If we simply sticking 5 Vulcain engines (instead of 1 currently) and 6 powder boosters (instead of 4), could we get a super-rocket for a cheap price or is it more complicated? When I say "cheap-price", I mean we don't need to re-create a rocket from scratch, just paid elements and some R&D.
...and when I say "5 Vulcain engines", I dream about 10 :-)
A similar proposal was made for Ariane 5 once. CNES did a study in 1991, for an Ariane variant that would support a manned Moon mission. This had 5 Vulcain and 4 EAP boosters. As you can see, the first stage has been enlarged significantly. Capacity 90 tons to LEO, 35 tons to lunar injection.
This would not have been cheap: you need a new first stage, and I suspect you also need a new second stage (the current one would be underpowered). Also new test stands, and a new launch pad. New tests to make sure the EAPs work when there are 4 of them clustered around 5 Vulcains. You could easily spend a billion Euros.
Adding liquid rocket engines to a stage that is otherwise unchanged (i.e. without increasing fuel tankage) could increase the rocket's acceleration, but, because of the added engine mass, actually reduces the total velocity that can be imparted by the stage. The higher acceleration reduces the total time to orbit and thus slightly reduces the amount of velocity increase lost to fighting gravity, but it's generally ideal to have just enough thrust from liquid rockets to safely accelerate off the pad. The only good way to make use of 5 Vulcains would be to develop a much larger core stage to hold enough fuel for the Vulcains to burn.
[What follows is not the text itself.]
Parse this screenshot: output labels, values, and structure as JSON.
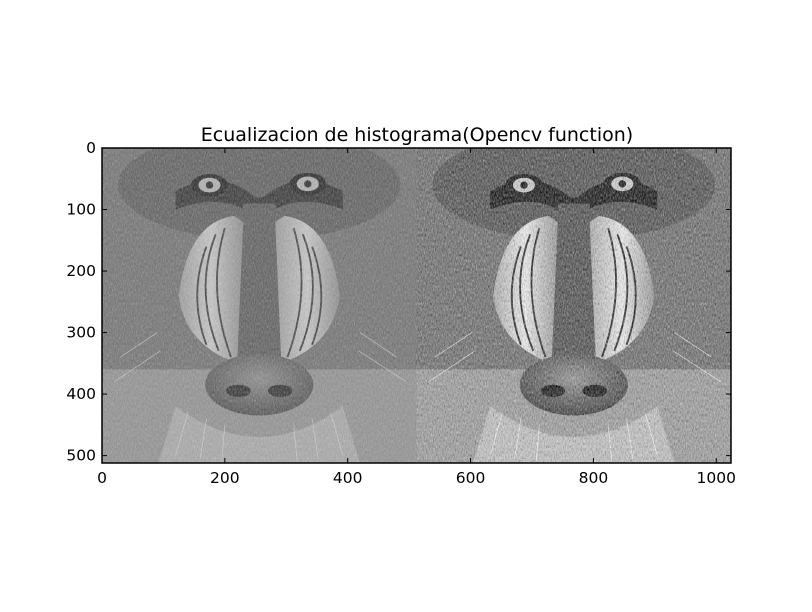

The P120 powder boosters, on the other hand, include fuel, so going from 4 to 6 would allow for more payload capability. This would require some redesign to the core stage, as more thrust force would be exerted by the additional boosters, and there are doubtless many relatively minor details that would have to be changed. For example, the location of longitudinal wiring and plumbing channels in the core stage relative to the mounting points of 4 boosters would probably interfere with the mounting points of 6 boosters. Similarly, the assembly building and launch pad would need redesign as well. The speed-versus-altitude curve of the rocket would be significantly different, which might have aerodynamic effects that need to be dealt with, but that's probably not insurmountable.
In general, rockets and their associated support systems are complicated, so even apparently small changes can turn out to be surprisingly costly. Adding more boosters to an existing design can be a relatively inexpensive way of increasing capability, but it's not a trivial one, as SpaceX found out in the process of developing the Falcon Heavy.